How admirably, and with what profusion of persuasive detail, would a novelist convey the scene: the dark old-fashioned office, its walls lined with Law Reports and Encyclopaedias of Conveyancing Precedents; the window looking out on the green rectangle of Lincoln’s Inn Fields; the weary-eyed, sober-suited clerk, perched on his stool to prepare the engrossment of the Will, copying the draft on to parchment in laborious black copperplate. (So shortly before the client arrived to sign it? Yes, I think so — it may be supposed, since Sir James died within the month, that he already knew the mortality of his condition, and that the Will was a matter of haste and urgency.) Outside, the pale sunbeams play a coquettish hide-and-seek with the springtime clouds; purple crocuses brighten the grass at the foot of the plane trees; a girl in a pretty dress walks past, the breeze ruffling her hair; the clerk, looking up and seeing her, smiles and returns with a lighter heart to his labors.

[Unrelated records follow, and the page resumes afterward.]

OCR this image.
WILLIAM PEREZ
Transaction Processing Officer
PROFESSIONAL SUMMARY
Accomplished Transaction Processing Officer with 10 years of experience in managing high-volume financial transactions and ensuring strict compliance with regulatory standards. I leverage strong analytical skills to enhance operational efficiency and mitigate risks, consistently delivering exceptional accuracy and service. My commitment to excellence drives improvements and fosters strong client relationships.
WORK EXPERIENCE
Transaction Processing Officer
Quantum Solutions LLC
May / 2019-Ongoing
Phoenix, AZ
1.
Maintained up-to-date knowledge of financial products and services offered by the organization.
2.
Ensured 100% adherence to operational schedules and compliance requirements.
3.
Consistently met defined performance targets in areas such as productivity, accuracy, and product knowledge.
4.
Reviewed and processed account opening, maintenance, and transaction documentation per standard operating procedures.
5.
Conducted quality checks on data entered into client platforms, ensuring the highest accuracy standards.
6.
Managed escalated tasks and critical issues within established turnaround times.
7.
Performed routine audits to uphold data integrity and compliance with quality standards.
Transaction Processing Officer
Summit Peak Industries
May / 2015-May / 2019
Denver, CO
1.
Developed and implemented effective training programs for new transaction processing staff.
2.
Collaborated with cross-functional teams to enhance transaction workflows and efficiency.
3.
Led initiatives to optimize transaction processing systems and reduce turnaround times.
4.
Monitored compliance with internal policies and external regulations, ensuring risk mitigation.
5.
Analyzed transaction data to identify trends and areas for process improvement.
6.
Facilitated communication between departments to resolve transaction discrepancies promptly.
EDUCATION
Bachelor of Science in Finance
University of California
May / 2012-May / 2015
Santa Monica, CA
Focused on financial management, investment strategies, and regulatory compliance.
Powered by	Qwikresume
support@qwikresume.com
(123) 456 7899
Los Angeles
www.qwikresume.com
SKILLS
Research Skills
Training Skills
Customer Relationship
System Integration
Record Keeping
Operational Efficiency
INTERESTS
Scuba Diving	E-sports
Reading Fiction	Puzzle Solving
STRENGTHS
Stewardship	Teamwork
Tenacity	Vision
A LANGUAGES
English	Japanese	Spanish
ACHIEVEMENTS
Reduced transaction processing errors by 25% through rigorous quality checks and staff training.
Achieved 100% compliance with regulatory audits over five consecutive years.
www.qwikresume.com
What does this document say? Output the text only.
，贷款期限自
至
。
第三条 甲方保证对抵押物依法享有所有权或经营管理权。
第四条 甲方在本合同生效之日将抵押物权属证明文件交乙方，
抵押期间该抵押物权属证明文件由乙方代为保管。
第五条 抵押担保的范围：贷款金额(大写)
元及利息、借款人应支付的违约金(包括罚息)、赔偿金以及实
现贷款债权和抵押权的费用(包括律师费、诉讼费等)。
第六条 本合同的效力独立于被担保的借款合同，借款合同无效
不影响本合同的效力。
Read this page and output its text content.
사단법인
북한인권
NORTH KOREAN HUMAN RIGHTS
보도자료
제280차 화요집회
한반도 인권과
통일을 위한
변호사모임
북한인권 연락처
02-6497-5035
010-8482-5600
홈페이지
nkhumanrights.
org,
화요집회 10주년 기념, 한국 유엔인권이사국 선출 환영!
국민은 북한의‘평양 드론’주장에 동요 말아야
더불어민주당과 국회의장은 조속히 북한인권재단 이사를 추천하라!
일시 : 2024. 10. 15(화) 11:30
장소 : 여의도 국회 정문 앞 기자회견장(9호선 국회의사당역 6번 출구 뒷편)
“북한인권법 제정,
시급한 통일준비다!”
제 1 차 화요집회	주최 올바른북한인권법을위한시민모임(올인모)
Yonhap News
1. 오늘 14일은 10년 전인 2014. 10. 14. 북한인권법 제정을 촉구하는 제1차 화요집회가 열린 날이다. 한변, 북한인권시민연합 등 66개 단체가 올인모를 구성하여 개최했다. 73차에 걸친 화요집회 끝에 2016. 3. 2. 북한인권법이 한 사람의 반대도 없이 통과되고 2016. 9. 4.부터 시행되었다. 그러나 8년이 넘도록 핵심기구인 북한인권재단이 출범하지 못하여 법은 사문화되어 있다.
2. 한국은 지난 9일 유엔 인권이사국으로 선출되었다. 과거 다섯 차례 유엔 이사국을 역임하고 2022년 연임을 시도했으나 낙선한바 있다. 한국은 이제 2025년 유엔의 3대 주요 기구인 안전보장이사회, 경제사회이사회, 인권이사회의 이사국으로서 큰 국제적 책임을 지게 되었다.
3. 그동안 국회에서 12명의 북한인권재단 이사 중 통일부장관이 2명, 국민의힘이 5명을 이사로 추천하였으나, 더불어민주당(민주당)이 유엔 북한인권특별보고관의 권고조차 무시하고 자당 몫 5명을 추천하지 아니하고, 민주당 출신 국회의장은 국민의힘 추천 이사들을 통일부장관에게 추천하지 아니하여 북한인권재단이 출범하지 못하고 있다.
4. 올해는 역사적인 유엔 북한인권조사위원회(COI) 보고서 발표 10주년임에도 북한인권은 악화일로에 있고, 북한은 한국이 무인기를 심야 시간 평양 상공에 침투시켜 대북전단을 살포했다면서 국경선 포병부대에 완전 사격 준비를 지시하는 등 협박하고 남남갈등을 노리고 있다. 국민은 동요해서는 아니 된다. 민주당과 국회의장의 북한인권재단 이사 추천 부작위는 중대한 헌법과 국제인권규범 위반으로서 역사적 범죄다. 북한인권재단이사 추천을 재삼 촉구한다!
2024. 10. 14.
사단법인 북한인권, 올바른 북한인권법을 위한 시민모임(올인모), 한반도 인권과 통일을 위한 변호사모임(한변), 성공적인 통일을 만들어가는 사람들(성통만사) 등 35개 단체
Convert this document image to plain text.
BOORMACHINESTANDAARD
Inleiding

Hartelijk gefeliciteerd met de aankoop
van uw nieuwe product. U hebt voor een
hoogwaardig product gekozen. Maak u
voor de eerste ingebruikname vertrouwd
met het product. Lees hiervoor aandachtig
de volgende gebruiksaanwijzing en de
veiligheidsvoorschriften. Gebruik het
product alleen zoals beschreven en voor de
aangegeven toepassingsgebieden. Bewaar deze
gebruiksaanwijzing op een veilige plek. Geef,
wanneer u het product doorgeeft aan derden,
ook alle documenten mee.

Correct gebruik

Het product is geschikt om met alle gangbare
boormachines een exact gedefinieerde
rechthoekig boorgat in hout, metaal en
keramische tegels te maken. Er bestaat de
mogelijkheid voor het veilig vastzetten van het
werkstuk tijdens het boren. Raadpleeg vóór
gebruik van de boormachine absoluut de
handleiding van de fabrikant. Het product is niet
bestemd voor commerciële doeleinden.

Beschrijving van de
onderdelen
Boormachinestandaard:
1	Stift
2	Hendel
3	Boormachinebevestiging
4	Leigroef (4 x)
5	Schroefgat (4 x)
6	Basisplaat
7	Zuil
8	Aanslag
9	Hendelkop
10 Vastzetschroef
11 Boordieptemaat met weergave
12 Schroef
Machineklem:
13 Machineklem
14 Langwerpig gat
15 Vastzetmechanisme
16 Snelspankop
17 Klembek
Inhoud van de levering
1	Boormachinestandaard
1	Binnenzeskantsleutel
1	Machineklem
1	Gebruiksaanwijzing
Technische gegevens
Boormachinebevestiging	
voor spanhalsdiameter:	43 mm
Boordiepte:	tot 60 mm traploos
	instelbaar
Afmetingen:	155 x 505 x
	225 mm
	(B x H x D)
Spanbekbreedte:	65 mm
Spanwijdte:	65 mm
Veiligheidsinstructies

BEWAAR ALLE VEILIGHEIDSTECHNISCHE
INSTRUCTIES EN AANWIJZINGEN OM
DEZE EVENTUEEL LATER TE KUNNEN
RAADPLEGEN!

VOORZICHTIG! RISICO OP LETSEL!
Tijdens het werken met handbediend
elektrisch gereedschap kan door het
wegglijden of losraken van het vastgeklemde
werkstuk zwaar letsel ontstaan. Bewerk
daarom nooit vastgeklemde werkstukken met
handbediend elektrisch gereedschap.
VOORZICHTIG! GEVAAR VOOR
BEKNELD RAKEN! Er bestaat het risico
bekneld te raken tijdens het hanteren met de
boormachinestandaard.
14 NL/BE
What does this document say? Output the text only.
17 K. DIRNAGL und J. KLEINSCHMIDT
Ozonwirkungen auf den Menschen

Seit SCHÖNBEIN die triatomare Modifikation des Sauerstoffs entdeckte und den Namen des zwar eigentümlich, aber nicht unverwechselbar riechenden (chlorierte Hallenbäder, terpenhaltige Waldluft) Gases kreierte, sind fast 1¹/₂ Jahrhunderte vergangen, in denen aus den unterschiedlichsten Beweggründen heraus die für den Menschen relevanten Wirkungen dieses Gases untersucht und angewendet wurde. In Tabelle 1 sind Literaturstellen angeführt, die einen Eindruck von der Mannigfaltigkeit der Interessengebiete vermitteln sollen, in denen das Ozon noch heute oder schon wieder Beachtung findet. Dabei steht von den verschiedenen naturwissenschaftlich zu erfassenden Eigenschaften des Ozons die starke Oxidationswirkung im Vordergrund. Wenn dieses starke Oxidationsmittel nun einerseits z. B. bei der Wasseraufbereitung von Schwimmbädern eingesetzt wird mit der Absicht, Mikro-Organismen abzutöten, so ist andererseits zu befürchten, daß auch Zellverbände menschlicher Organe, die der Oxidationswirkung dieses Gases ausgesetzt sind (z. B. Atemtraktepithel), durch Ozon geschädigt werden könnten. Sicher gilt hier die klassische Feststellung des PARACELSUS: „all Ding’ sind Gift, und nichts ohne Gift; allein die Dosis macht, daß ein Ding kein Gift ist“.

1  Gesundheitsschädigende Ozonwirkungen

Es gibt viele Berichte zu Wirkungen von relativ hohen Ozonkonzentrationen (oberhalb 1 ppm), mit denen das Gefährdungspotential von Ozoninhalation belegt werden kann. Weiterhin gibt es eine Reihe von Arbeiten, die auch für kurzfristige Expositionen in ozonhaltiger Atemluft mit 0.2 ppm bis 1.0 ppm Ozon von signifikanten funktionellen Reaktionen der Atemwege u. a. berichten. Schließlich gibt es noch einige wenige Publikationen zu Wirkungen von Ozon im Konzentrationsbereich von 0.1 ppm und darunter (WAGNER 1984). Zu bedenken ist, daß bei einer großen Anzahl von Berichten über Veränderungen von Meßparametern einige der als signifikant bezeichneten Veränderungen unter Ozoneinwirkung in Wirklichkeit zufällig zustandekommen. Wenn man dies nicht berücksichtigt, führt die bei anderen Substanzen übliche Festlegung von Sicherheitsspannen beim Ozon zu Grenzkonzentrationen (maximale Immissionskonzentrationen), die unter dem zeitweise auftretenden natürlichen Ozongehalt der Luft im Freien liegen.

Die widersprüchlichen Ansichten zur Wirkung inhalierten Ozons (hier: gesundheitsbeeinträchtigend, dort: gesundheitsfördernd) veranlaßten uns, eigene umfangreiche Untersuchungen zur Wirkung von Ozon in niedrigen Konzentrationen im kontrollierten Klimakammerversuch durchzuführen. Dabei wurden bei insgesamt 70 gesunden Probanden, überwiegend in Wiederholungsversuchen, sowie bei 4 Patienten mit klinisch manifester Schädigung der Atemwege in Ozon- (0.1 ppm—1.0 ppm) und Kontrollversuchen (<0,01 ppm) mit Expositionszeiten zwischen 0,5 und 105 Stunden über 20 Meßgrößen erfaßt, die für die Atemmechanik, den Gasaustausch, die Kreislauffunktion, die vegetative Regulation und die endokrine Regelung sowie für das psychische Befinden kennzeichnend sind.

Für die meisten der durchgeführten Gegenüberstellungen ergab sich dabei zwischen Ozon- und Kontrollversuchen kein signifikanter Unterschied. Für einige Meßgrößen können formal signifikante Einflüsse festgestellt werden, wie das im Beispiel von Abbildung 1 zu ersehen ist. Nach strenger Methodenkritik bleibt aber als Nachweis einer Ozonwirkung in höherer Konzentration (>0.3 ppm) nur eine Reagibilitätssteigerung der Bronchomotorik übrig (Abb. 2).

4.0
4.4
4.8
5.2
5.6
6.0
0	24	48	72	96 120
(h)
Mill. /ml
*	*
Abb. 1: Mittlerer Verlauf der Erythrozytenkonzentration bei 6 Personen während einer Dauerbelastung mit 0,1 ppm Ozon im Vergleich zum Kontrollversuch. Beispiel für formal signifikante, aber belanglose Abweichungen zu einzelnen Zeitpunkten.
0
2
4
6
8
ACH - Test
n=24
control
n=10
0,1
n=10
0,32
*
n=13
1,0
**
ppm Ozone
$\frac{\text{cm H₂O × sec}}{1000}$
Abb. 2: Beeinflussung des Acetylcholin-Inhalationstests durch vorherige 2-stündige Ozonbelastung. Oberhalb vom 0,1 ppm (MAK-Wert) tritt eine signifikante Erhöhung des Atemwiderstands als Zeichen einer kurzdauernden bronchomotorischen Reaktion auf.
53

A motor-car — a Rolls-Royce, I suppose — draws to a purring halt outside the office. The man who steps from it has at first sight the large, loose-knit physique which seems designed for walking grouse moors, and the high complexion that comes from doing so; but his flesh, when one looks more closely, is shrunken by illness, and the skin unhealthily mottled. The woman beside him, not yet middle-aged, still elegant, though she has borne six children, seems already almost in mourning — her round gray hat and veil give her a widowed look. The senior partner, emerging from his private office to greet them with the grave deference appropriate to the client and the occasion, asks anxiously—
No. No, I can’t do it. I do not know if Sir James was tall or short, or what kind of hat his wife wore; the crocuses may have been yellow; there may have been no pretty girls in Lincoln’s Inn Fields that day. I do not know and cannot invent, for the Scholar is the servant not of Art but Truth. Forgive me, dear reader: my narrative must have its starting-point nearly half a century later, when my own interest first became engaged in the affair.